Published July 28, 2017 8:45AM (EDT)

 (AP Photo/Susan Walsh)
(AP Photo/Susan Walsh)

Given how much President Donald Trump claims to respect the military (emphasis on the word "claims"), it's surprising that he hasn't familiarized himself with this quote by Grace Hopper:

"Leadership is a two-way street, loyalty up and loyalty down. Respect for one's superiors; care for one's crew."

If Trump took Hopper's adage to heart, he might not be working to undermine his own chief of staff. At least that's the main takeaway from a new report by The New York Times, which includes this juicy anecdote:

... by several accounts, he [Trump] personally encouraged Mr. Scaramucci’s jihad against Mr. Priebus, once again subjecting his chief of staff to a ritualistic public lashing even as he considered pushing him out.

Just to be clear: Scaramucci's rants against Priebus have included declaring on CNN , "If Reince wants to explain he's not a leaker, let him do that."

He also is reported to have told Ryan Lizza of "The New Yorker" that "Reince is a fucking paranoid schizophrenic, a paranoiac" and said that "Reince Priebus — if you want to leak something — he’ll be asked to resign very shortly."

If it is true that Trump has encouraged Scaramucci to publicly undermine his own chief of staff in this way, the word "unprecedented" hardly does it justice. Presidents have certainly engaged in dirty tricks to discredit their political opponents (Lyndon Johnson and Richard Nixon come to mind), and it is hardly unusual for them to promote "healthy competition" (as press secretary Sarah Huckabee Sanders put it) among their subordinates.

At the same time, this isn't a dirty trick against a political adversary, but against one of Trump's own. Similarly, there is nothing "healthy" about a workplace atmosphere in which a boss can publicly humiliate his or her own employees in such a vicious way.

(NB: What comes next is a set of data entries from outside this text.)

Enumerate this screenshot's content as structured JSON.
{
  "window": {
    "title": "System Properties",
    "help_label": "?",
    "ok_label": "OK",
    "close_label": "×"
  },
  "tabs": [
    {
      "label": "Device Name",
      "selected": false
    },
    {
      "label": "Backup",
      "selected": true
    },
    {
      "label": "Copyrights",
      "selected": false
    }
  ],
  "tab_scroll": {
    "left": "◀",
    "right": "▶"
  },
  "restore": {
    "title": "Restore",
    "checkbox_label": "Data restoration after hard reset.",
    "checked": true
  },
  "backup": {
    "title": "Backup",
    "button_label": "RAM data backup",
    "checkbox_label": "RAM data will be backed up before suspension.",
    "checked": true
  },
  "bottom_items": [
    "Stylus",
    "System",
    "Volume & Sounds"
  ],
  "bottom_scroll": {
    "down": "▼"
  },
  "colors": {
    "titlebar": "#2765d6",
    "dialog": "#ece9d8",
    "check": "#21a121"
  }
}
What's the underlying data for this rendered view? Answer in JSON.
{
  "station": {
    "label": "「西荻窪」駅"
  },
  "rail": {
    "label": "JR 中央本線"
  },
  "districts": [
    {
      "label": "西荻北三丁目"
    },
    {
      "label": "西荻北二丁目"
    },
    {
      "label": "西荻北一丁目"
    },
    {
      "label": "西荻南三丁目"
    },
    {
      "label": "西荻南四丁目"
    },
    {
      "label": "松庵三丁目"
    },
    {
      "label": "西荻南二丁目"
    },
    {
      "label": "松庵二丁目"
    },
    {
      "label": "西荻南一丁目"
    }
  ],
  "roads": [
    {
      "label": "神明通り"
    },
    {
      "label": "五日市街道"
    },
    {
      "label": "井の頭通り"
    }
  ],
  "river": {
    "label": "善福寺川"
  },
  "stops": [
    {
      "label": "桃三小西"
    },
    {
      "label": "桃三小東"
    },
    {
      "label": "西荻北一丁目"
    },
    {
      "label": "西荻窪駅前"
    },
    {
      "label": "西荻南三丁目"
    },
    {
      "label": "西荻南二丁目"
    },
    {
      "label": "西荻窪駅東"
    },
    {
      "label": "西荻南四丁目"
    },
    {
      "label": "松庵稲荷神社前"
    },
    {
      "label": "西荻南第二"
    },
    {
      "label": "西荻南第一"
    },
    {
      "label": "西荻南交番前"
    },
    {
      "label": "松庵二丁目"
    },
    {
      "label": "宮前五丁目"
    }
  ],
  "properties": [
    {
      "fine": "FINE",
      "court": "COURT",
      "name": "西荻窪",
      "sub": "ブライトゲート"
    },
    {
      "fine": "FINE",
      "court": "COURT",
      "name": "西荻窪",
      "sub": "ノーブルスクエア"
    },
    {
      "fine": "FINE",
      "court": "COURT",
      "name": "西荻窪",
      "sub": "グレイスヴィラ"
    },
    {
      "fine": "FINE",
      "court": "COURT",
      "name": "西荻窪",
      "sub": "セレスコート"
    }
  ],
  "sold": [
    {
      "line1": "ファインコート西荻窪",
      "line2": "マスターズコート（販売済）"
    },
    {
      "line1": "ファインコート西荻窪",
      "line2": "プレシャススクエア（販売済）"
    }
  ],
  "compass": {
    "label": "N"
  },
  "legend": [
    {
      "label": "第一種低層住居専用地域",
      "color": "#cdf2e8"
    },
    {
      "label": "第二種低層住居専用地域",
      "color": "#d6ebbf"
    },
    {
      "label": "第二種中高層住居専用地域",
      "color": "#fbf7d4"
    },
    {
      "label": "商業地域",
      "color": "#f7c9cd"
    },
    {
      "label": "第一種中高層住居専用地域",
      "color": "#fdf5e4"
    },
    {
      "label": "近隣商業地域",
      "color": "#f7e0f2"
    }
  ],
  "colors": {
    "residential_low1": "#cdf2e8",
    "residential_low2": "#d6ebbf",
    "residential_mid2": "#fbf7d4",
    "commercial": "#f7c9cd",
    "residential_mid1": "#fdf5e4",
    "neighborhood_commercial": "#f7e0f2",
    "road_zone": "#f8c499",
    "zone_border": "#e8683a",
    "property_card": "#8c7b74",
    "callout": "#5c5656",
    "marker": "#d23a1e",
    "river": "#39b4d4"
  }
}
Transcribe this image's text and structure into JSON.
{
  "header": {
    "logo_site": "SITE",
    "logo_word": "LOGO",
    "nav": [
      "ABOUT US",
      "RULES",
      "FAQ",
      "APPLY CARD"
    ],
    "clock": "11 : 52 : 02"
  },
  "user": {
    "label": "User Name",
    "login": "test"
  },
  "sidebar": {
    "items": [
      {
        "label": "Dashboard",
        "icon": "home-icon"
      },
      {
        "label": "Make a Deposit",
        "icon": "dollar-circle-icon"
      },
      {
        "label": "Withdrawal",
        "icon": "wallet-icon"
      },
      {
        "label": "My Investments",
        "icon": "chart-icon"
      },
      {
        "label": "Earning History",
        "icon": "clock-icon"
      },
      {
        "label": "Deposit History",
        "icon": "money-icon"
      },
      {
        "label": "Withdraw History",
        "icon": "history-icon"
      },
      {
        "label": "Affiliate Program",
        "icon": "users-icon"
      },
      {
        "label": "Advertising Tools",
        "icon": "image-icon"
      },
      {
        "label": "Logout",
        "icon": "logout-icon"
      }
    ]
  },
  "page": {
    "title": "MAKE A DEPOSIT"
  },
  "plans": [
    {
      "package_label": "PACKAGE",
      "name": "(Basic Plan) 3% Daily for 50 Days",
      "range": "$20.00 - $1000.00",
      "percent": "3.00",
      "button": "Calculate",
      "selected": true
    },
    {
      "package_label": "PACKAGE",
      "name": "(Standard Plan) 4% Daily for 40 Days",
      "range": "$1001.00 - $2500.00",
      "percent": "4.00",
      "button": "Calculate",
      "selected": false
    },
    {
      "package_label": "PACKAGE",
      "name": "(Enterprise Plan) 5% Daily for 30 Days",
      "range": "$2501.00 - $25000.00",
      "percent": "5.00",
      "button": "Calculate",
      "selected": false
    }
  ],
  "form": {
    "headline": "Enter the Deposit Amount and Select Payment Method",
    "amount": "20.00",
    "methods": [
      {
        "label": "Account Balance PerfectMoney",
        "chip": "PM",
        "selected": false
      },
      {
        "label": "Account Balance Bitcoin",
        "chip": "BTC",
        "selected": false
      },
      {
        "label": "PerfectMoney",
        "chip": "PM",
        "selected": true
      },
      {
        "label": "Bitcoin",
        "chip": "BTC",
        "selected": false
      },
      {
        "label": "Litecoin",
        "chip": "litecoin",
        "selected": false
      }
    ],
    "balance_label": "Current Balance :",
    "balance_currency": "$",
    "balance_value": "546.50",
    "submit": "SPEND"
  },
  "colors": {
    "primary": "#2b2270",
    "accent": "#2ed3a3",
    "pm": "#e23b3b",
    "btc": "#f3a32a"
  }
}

Trump may demand loyalty, but if these reports are true, then he is terrible at reciprocating it. Indeed, it means that he doesn't even have the guts to backstab his own subordinates himself.

By Matthew Rozsa

Matthew Rozsa is a professional writer whose work has appeared in multiple national media outlets since 2012 and exclusively at Salon since 2016. His diverse interests are reflected in his interview, including: President Jimmy Carter (1977-1981), Israeli Prime Minister Ehud Barak (1999-2001), animal scientist and autism activist Temple Grandin, inventor Ernő Rubik, comedian Bill Burr ("F Is for Family"), novelist James Patterson ("The President's Daughter"), epidemiologist Monica Gandhi, theoretical cosmologist Janna Levin, voice actor Rob Paulsen ("Animaniacs"), mRNA vaccine pioneer Katalin Karikó, philosopher of science Vinciane Despret, actor George Takei ("Star Trek"), climatologist Michael E. Mann, Washington Gov. Jay Inslee (2013-present), dog cognition researcher Alexandra Horowitz, Libertarian presidential candidate Gary Johnson (2012, 2016), comedian and writer Larry Charles ("Seinfeld"), Democratic vice presidential nominee Joe Lieberman (2000), Ambassador Michael McFaul (2012-2014), economist Richard Wolff, director Kevin Greutert ("Saw VI"), model Liskula Cohen, actor Rodger Bumpass ("SpongeBob Squarepants"), Senator John Hickenlooper (2021-present), Senator Martin Heinrich (2013-present), Egyptologist Richard Parkinson, Rep. Eric Swalwell (2013-present), media entrepreneur Dan Abrams, actor R. J. Mitte ("Breaking Bad"), theoretical physicist Avi Loeb, biologist and genomics entrepreneur William Haseltine, comedian David Cross ("Scary Movie 2"), linguistics consultant Paul Frommer ("Avatar"), Maryland Gov. Martin O'Malley (2007-2015), computer engineer and Internet co-inventor Leonard Kleinrock and right-wing insurrectionist Roger Stone.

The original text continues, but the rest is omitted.